You may be surprised to come across a book titled Divine Sex. The subtitle of the book reveals the purpose of the book: to give “A Compelling Vision for Christian Relationships in a Hypersexualized Age.”
The author, Jonathan Grant, writes as a pastor in London, England. Most who attend his church are young, single adults. “As we got to know their many different stories over a period of years,” he writes, “we felt a growing sense that addressing the area of relationships and sexuality was one of the biggest challenges we faced.” It’s an area that affects us all, and yet it’s an area that’s neglected by many churches.
Grant makes it clear what he believes: “The core conviction of this book is that we can only get to the heart of these most important issues and address them effectively by means of a Christian conscience that is freed from the limitations of the modern imagination.”
Grant spends some time examining our modern culture. His analysis is careful. His aim isn’t to condemn everything that’s modern, but rather to examine the cultural lenses we all use without being aware of them. He shows how these lenses affect every part of our lives, including our sex lives.
He then presents some ideas on how the church should respond. It’s not enough to identity cultural forces, or just to teach about a Christian view of sex. We must move beyond issuing commands — “Don’t do this!” — and cultivate a vision of Christian sexuality. Our desires need changing, not just our behaviors. We also need communities that help to shape us and support us.
It reminds me of what Trevin Wax writes in his book This Is Our Time. “The truth is, we’ve inherited a lot of society’s thought on sexuality without even realizing it.” The solution? “Let’s answer the longings of our society by offering an entirely different vision of sex and marriage. Let’s declare what God is for … To be faithful in this time, the church must be a haven of hope, a refuge in the midst of sexual chaos.”
If you’re looking for a practical book on a particular topic around Christianity and sex, this isn’t it. Instead, it’s a higher-level introduction to the topic. It’s a helpful look at why we think about sexuality the way we do, and how we can reshape our thinking so that it’s more Christian.
In other words, this is a great place to start. Before we deal with the details, it’s really helpful to begin by understanding culture and how we can respond.
Christian leaders should avoid defining “morality” narrowly in terms of what people should do—a list of rules or a moral code—without any appeal to a higher truth that gives those rules meaning or resonance.

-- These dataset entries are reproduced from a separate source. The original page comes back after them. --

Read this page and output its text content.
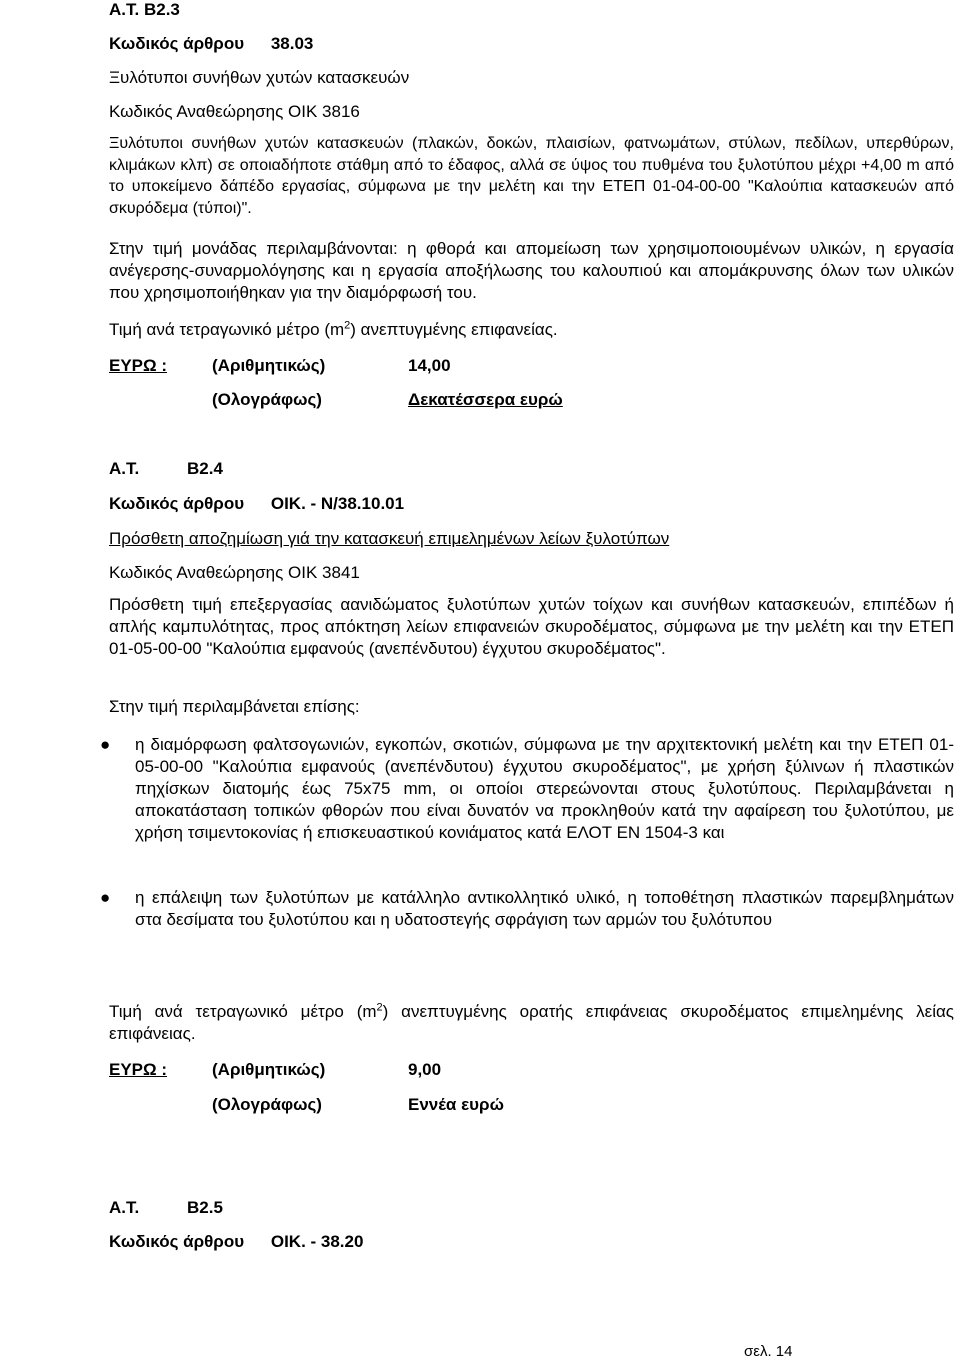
Α.Τ. Β2.3
Κωδικός άρθρου 38.03
Ξυλότυποι συνήθων χυτών κατασκευών
Κωδικός Αναθεώρησης ΟΙΚ 3816
Ξυλότυποι συνήθων χυτών κατασκευών (πλακών, δοκών, πλαισίων, φατνωμάτων, στύλων, πεδίλων, υπερθύρων, κλιμάκων κλπ) σε οποιαδήποτε στάθμη από το έδαφος, αλλά σε ύψος του πυθμένα του ξυλοτύπου μέχρι +4,00 m από το υποκείμενο δάπέδο εργασίας, σύμφωνα με την μελέτη και την ΕΤΕΠ 01-04-00-00 "Καλούπια κατασκευών από σκυρόδεμα (τύποι)".
Στην τιμή μονάδας περιλαμβάνονται: η φθορά και απομείωση των χρησιμοποιουμένων υλικών, η εργασία ανέγερσης-συναρμολόγησης και η εργασία αποξήλωσης του καλουπιού και απομάκρυνσης όλων των υλικών που χρησιμοποιήθηκαν για την διαμόρφωσή του.
Τιμή ανά τετραγωνικό μέτρο $(m^2)$ ανεπτυγμένης επιφανείας.
ΕΥΡΩ :	(Αριθμητικώς)	14,00
(Ολογράφως)	Δεκατέσσερα ευρώ
Α.Τ.	Β2.4
Κωδικός άρθρου ΟΙΚ. - Ν/38.10.01
Πρόσθετη αποζημίωση γιά την κατασκευή επιμελημένων λείων ξυλοτύπων
Κωδικός Αναθεώρησης ΟΙΚ 3841
Πρόσθετη τιμή επεξεργασίας αανιδώματος ξυλοτύπων χυτών τοίχων και συνήθων κατασκευών, επιπέδων ή απλής καμπυλότητας, προς απόκτηση λείων επιφανειών σκυροδέματος, σύμφωνα με την μελέτη και την ΕΤΕΠ 01-05-00-00 "Καλούπια εμφανούς (ανεπένδυτου) έγχυτου σκυροδέματος".
Στην τιμή περιλαμβάνεται επίσης:
● η διαμόρφωση φαλτσογωνιών, εγκοπών, σκοτιών, σύμφωνα με την αρχιτεκτονική μελέτη και την ΕΤΕΠ 01-05-00-00 "Καλούπια εμφανούς (ανεπένδυτου) έγχυτου σκυροδέματος", με χρήση ξύλινων ή πλαστικών πηχίσκων διατομής έως 75x75 mm, οι οποίοι στερεώνονται στους ξυλοτύπους. Περιλαμβάνεται η αποκατάσταση τοπικών φθορών που είναι δυνατόν να προκληθούν κατά την αφαίρεση του ξυλοτύπου, με χρήση τσιμεντοκονίας ή επισκευαστικού κονιάματος κατά ΕΛΟΤ ΕΝ 1504-3 και
● η επάλειψη των ξυλοτύπων με κατάλληλο αντικολλητικό υλικό, η τοποθέτηση πλαστικών παρεμβλημάτων στα δεσίματα του ξυλοτύπου και η υδατοστεγής σφράγιση των αρμών του ξυλότυπου
Τιμή ανά τετραγωνικό μέτρο $(m^2)$ ανεπτυγμένης ορατής επιφάνειας σκυροδέματος επιμελημένης λείας επιφάνειας.
ΕΥΡΩ :	(Αριθμητικώς)	9,00
(Ολογράφως)	Εννέα ευρώ
Α.Τ.	Β2.5
Κωδικός άρθρου ΟΙΚ. - 38.20
σελ. 14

Instead, we need to focus our teaching on moral vision … When we give primary importance to our ultimate desire—knowing, following, and serving Christ—it reorders all our other desires.
The Christian vision of life is that we seek to live in tune with the rich musical score already playing in heaven.
Because people are being formed by the holistic practices of the modern social imaginary, Christian discipleship must focus on re-forming people’s imaginations, hearts, and minds through its own comprehensive formative practices.
Participation in the divine community progressively reshapes our natures to become what they are called to be—in the likeness of Christ.